The Shadow:
Here’s your dose of reality:
http://www.washingtontimes.com/news/2009/feb/18/pardon-the-interruption/
(2) Americans have significantly better survival rates from cancer than Canadians? (Sources: United States Cancer Statistics, National Program of Cancer Registries, Centers for Disease Control; Canadian Cancer Society/National Cancer Institute of Canada; also June O’Neill and Dave M. O’Neill, “Health Status, Health Care and Inequality: Canada vs. the U.S.,” National Bureau of Economic Research, NBER Working Paper 13429, September 2007. Available at http://www.nber.org/papers/w13429.)
(3) Americans have better access to treatment for chronic diseases than Canadians? (Source: O’Neill and O’Neill, “Health Status, Health Care and Inequality: Canada vs. the U.S.”)
(4) Americans have better access to preventive screening for major cancers than Canadians? (Source: O’Neill and O’Neill, “Health Status, Health Care and Inequality: Canada vs. the U.S.,” Table 8.)
(5) A marker for inequality of access and quality of health systems, the “health-income gradient” (i.e., that higher incomes achieve better health and lower incomes mean worse health) for adults 16 to 64 years old reveals a more severe disparity in Canada than in the United States? (Source: O’Neill and O’Neill, “Health Status, Health Care and Inequality: Canada vs. the U.S.”)
(6) In the United Kingdom and Canada, patients wait far longer than Americans (about twice as long, sometimes even more than a year) to see a specialist, have elective surgery like hip replacements or cataracts, or get radiation treatment for cancer? (Sources: “Waiting Your Turn, (17th edition) Hospital Waiting Lists In Canada”; Critical Issues Bulletin 2007; N. Esmail, Michael A. Walker MA, and M. Bank, Studies in Health Care Policy, August 2008; N. Esmail and D. Wrona “Medical Technology in Canada,” Fraser Institute; Sharon Willcox et al., “Measuring and Reducing Waiting Times: A Cross-National Comparison Of Strategies,” Health Affairs 26, No. 4 (July/August 2007): 1078-87; O’Neill and O’Neill, “Health Status, Health Care and Inequality: Canada vs. the U.S.,” M.V. Williams et al., “Radiotherapy Dose Fractionation, Access and Waiting Times in the Countries of the U.K.. in 2005,” Royal College of Radiologists, Clinical Oncology 19, No. 5 (June 2007, 273-286).
So you find it acceptable that your 55 yo aunt had to wait 14 months in pain to receive a knee replacement? I hope she wasn’t the primary breadwinner of her family–14 months is a long time to have restrictions on your mobility and have to deal with daily pain.
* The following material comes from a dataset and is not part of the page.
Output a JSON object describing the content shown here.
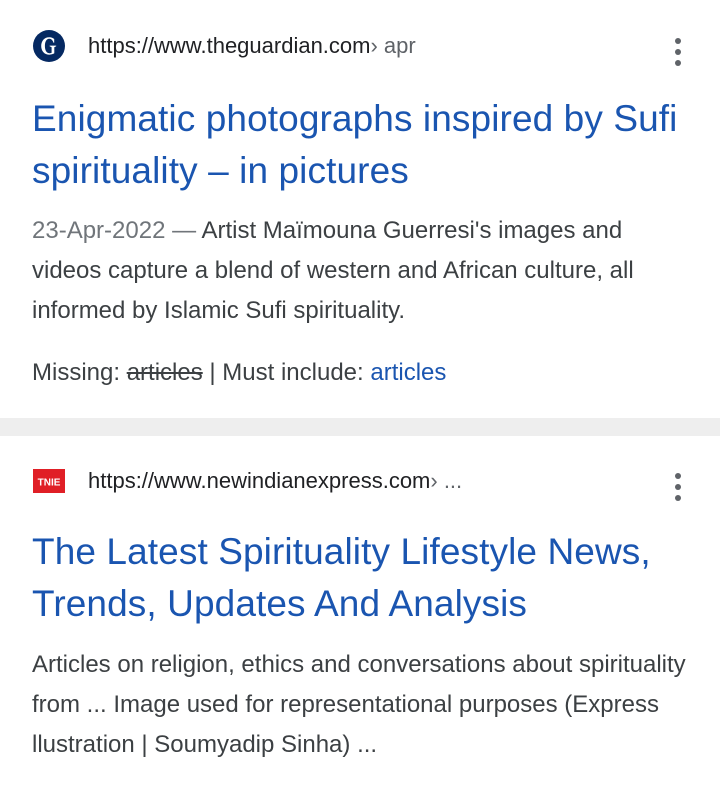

The operative word is “elective”. In Canada, elective is defined as anything that is not immediately life threatening. So what if you can’t work or endure constant pain or have no control of your bladder or are slowly going blind. And, that suspicious mass in your abdomen, brain, breast? Maybe cancer but maybe not so get on with your life while you wait 6-12-18 months for the diagnostic scan to determine if you have cancer, what type it is and what the treatment will be. And then you get to wait another few months to begin treatment. I guess Canadians are much less vulnerable to that kind of stress and anxiety than Americans.